In a recent hobby project, I needed a database to store my data in. The use case was to store data produced by user in an append only fashion, with no real editing capabilities required. I decided to learn more about Log Analytics that seemingly fit the bill.
Of course you could use anything for this purpose, but I had recently worked with Azure Workbooks I've described in my previous posts here, here and here, and thought I could be lazy and use them again to build the visualizations on top of the data later.
Creating the resources with Bicep
So first we need to create a log analytics workspace. This is very simple. Full code can be found here.

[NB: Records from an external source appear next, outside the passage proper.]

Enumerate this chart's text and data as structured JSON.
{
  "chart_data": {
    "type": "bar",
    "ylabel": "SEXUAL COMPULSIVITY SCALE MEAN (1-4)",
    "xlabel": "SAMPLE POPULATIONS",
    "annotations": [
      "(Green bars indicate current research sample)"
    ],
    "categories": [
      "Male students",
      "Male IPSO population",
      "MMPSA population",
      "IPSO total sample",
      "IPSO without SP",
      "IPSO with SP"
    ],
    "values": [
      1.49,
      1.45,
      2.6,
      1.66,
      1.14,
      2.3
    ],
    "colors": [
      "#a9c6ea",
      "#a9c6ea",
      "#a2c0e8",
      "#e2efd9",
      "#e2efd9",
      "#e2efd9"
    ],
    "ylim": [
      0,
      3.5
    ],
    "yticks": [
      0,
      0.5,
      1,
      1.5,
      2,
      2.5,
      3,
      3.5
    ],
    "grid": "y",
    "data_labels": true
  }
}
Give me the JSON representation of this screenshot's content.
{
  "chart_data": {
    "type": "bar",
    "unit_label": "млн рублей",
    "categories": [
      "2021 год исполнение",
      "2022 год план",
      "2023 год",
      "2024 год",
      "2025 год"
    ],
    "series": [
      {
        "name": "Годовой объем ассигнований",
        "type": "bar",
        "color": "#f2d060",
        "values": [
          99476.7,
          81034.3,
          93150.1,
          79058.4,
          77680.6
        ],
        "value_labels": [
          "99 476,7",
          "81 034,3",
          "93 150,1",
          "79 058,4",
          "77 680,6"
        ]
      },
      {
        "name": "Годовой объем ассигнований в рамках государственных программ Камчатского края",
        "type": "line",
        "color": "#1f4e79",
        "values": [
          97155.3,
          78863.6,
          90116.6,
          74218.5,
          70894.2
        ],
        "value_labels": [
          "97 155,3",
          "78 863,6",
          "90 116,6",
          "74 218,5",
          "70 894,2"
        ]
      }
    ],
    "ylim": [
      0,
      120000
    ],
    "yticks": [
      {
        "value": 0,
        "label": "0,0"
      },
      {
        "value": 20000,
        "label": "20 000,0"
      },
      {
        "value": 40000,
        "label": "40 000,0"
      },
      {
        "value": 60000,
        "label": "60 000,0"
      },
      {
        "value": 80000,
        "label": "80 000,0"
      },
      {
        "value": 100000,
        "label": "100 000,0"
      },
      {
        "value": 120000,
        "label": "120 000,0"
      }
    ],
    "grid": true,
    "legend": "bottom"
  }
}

I often like to output all relevant data from my bicep modules.
// lawbase.bicep
param logAnalyticsName string
param location string
resource logAnalytics 'Microsoft.OperationalInsights/workspaces@2022-10-01' = {
name: logAnalyticsName
location: location
properties: {
sku: {
name: 'PerGB2018'
}
retentionInDays: 60
}
}
output logAnalyticsName string = logAnalytics.name
output logAnalyticsId string = logAnalytics.id
output logAnalyticsCustomerId string = logAnalytics.properties.customerId
Next, we need to create four things. Full code
Structure for our custom data, and a custom table in the log analytics
I did not end up having to change my data schema, but theoretically you could make those changes here.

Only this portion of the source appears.